I picked up John Wick’s Houses of the Blooded, and am still reading my way through it. So far:
What’s Good
The basic concept is that you play supernaturally empowered nobles (“The Ven”) in a time before history vying with each other for power.
An interesting twist is that they don’t die- they end up slumbering in a cocoon after a period of time – so they have no concept of an afterlife, which makes murder the worst thing you can do to someone… which sets up Revenge as the big thing of the game.
The system has some neat mechanics which tie together for an interesting combination. The basic Risk rolls has players narrating facts (similar to Universalis in a way) and there’s a bit of FATE’s Aspect system, tweaked a bit more specific. There’s a few larger subsystems- for managing your domains, Romance, Revenge, etc. which I have yet to read deeper into, but look interesting in terms of long term play and possibly doing generational games.
John’s voice is throughout the book- there’s lots of good commentary and advice on how to run the game, funny snarky remarks and stuff that makes it approachable. There’s also the all-important and crucial advice on the difference between playing a friendly player vs. player campaign vs. cutthroat one (It’ll be interesting to see how play in this compares to Burning Wheel or In a Wicked Age, in that regard).
Not so good
So far, the two issues I have are not to do with the game design itself, but rather, around the delivery of the game.

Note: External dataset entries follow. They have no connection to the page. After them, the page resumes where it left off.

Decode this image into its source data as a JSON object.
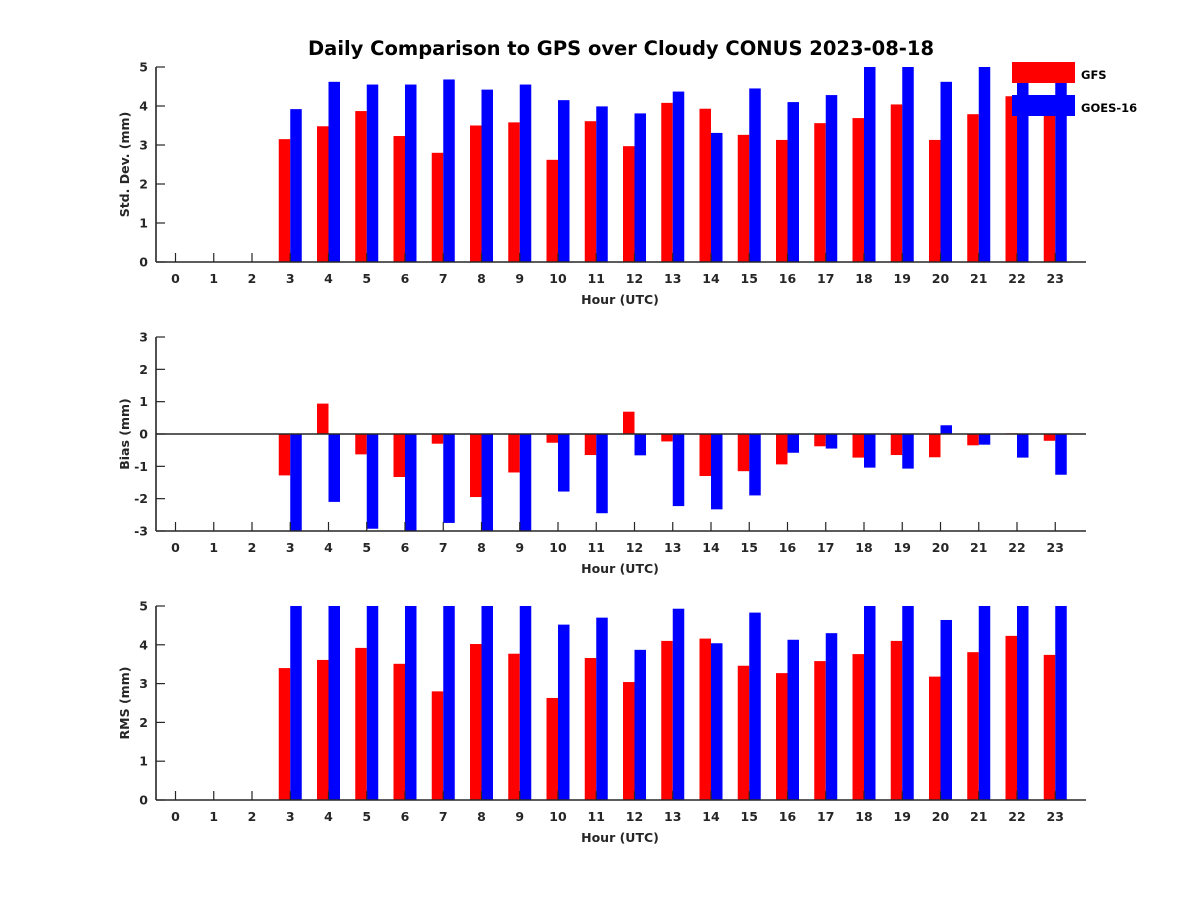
{
  "figure_title": "Daily Comparison to GPS over Cloudy CONUS 2023-08-18",
  "legend": {
    "entries": [
      {
        "name": "GFS",
        "color": "#ff0000"
      },
      {
        "name": "GOES-16",
        "color": "#0000ff"
      }
    ]
  },
  "chart_data": [
    {
      "type": "bar",
      "xlabel": "Hour (UTC)",
      "ylabel": "Std. Dev. (mm)",
      "ylim": [
        0,
        5
      ],
      "yticks": [
        0,
        1,
        2,
        3,
        4,
        5
      ],
      "categories": [
        "0",
        "1",
        "2",
        "3",
        "4",
        "5",
        "6",
        "7",
        "8",
        "9",
        "10",
        "11",
        "12",
        "13",
        "14",
        "15",
        "16",
        "17",
        "18",
        "19",
        "20",
        "21",
        "22",
        "23"
      ],
      "series": [
        {
          "name": "GFS",
          "color": "#ff0000",
          "values": [
            null,
            null,
            null,
            3.15,
            3.48,
            3.87,
            3.23,
            2.8,
            3.5,
            3.58,
            2.62,
            3.61,
            2.97,
            4.08,
            3.93,
            3.26,
            3.13,
            3.56,
            3.69,
            4.04,
            3.13,
            3.79,
            4.25,
            3.95
          ]
        },
        {
          "name": "GOES-16",
          "color": "#0000ff",
          "values": [
            null,
            null,
            null,
            3.92,
            4.62,
            4.55,
            4.55,
            4.68,
            4.42,
            4.55,
            4.15,
            3.99,
            3.81,
            4.37,
            3.31,
            4.45,
            4.1,
            4.28,
            5.0,
            5.0,
            4.62,
            5.0,
            5.0,
            4.7
          ]
        }
      ]
    },
    {
      "type": "bar",
      "xlabel": "Hour (UTC)",
      "ylabel": "Bias (mm)",
      "ylim": [
        -3,
        3
      ],
      "yticks": [
        -3,
        -2,
        -1,
        0,
        1,
        2,
        3
      ],
      "categories": [
        "0",
        "1",
        "2",
        "3",
        "4",
        "5",
        "6",
        "7",
        "8",
        "9",
        "10",
        "11",
        "12",
        "13",
        "14",
        "15",
        "16",
        "17",
        "18",
        "19",
        "20",
        "21",
        "22",
        "23"
      ],
      "series": [
        {
          "name": "GFS",
          "color": "#ff0000",
          "values": [
            null,
            null,
            null,
            -1.28,
            0.94,
            -0.63,
            -1.33,
            -0.3,
            -1.95,
            -1.19,
            -0.27,
            -0.65,
            0.69,
            -0.23,
            -1.3,
            -1.15,
            -0.94,
            -0.38,
            -0.73,
            -0.65,
            -0.72,
            -0.35,
            0.02,
            -0.21
          ]
        },
        {
          "name": "GOES-16",
          "color": "#0000ff",
          "values": [
            null,
            null,
            null,
            -3.0,
            -2.1,
            -2.93,
            -3.0,
            -2.75,
            -3.0,
            -3.0,
            -1.78,
            -2.45,
            -0.66,
            -2.23,
            -2.33,
            -1.9,
            -0.58,
            -0.45,
            -1.04,
            -1.07,
            0.27,
            -0.33,
            -0.73,
            -1.26
          ]
        }
      ]
    },
    {
      "type": "bar",
      "xlabel": "Hour (UTC)",
      "ylabel": "RMS (mm)",
      "ylim": [
        0,
        5
      ],
      "yticks": [
        0,
        1,
        2,
        3,
        4,
        5
      ],
      "categories": [
        "0",
        "1",
        "2",
        "3",
        "4",
        "5",
        "6",
        "7",
        "8",
        "9",
        "10",
        "11",
        "12",
        "13",
        "14",
        "15",
        "16",
        "17",
        "18",
        "19",
        "20",
        "21",
        "22",
        "23"
      ],
      "series": [
        {
          "name": "GFS",
          "color": "#ff0000",
          "values": [
            null,
            null,
            null,
            3.4,
            3.61,
            3.92,
            3.51,
            2.8,
            4.02,
            3.77,
            2.63,
            3.66,
            3.04,
            4.1,
            4.16,
            3.46,
            3.27,
            3.58,
            3.76,
            4.1,
            3.18,
            3.81,
            4.23,
            3.74
          ]
        },
        {
          "name": "GOES-16",
          "color": "#0000ff",
          "values": [
            null,
            null,
            null,
            5.0,
            5.0,
            5.0,
            5.0,
            5.0,
            5.0,
            5.0,
            4.52,
            4.7,
            3.87,
            4.93,
            4.04,
            4.83,
            4.13,
            4.3,
            5.0,
            5.0,
            4.64,
            5.0,
            5.0,
            5.0
          ]
        }
      ]
    }
  ]
}
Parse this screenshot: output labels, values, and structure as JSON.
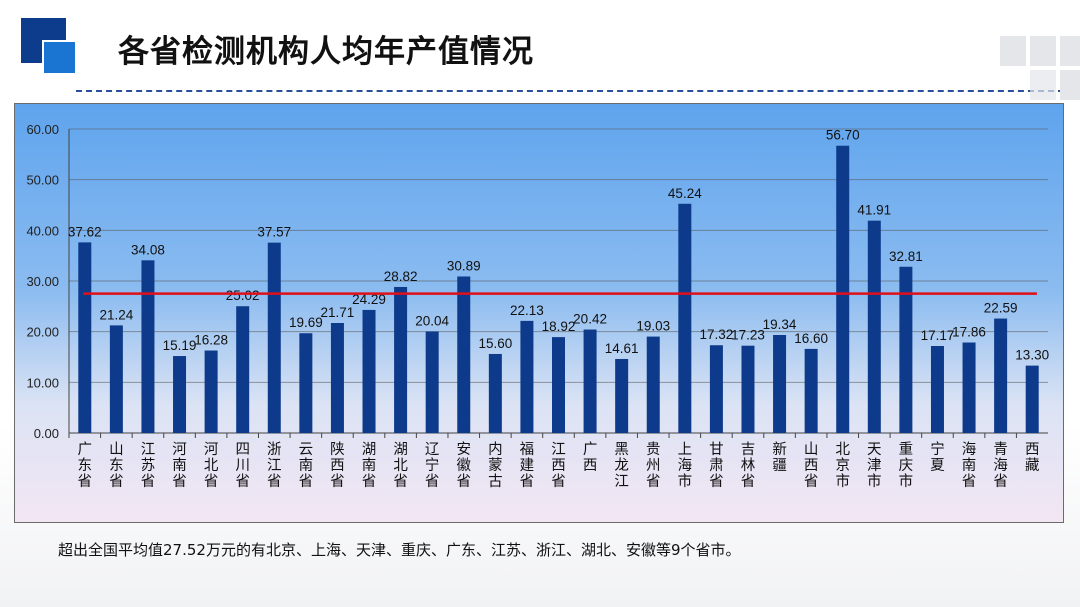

First, the PDF is $5. The book is $45 for a softcover. I’m usually the last to complain about rpg prices (as they have been woefully underpriced for YEARS) and mostly compare the price to an equivalent book in any other bookstore. Still, this felt a little too high and I’ve heard a couple of people put it back down after looking at the price. I’m sure a few folks might do the pricepoint themselves and figure out that printing the PDF at a copy shop might be less than half the price of buying the book. Assuming they actually know they can buy the PDF…
Second, representation wise, this kind of falls in the same category as Reign for me. The characters are described as POC, but… there’s no images of them, the homepage shows quite a different appearance, and the names of the Houses sound much more like pretty standard European names (Steele, Thorne, Burghe, etc.). It’s like the Chinese in Firefly: they’re ignorably there, blink, and maybe it was subliminal or your imagination.
It’s really disheartening to see games where the creators have complete control and authorship, not answering to any corporate PR or Marketing Department still refusing to actually depict characters of color in their games. Maybe the fear is like when Do the Right Thing released, “ZOMG! There’ll be riots in the game stores!”…
All in All
It looks like a really solid game for a blood opera, and I look forward to playing it with some folks. It’ll probably require some retooling and negotiation around the representation issues for the folks I play with, and some summarization, but I we’d have a good time with it.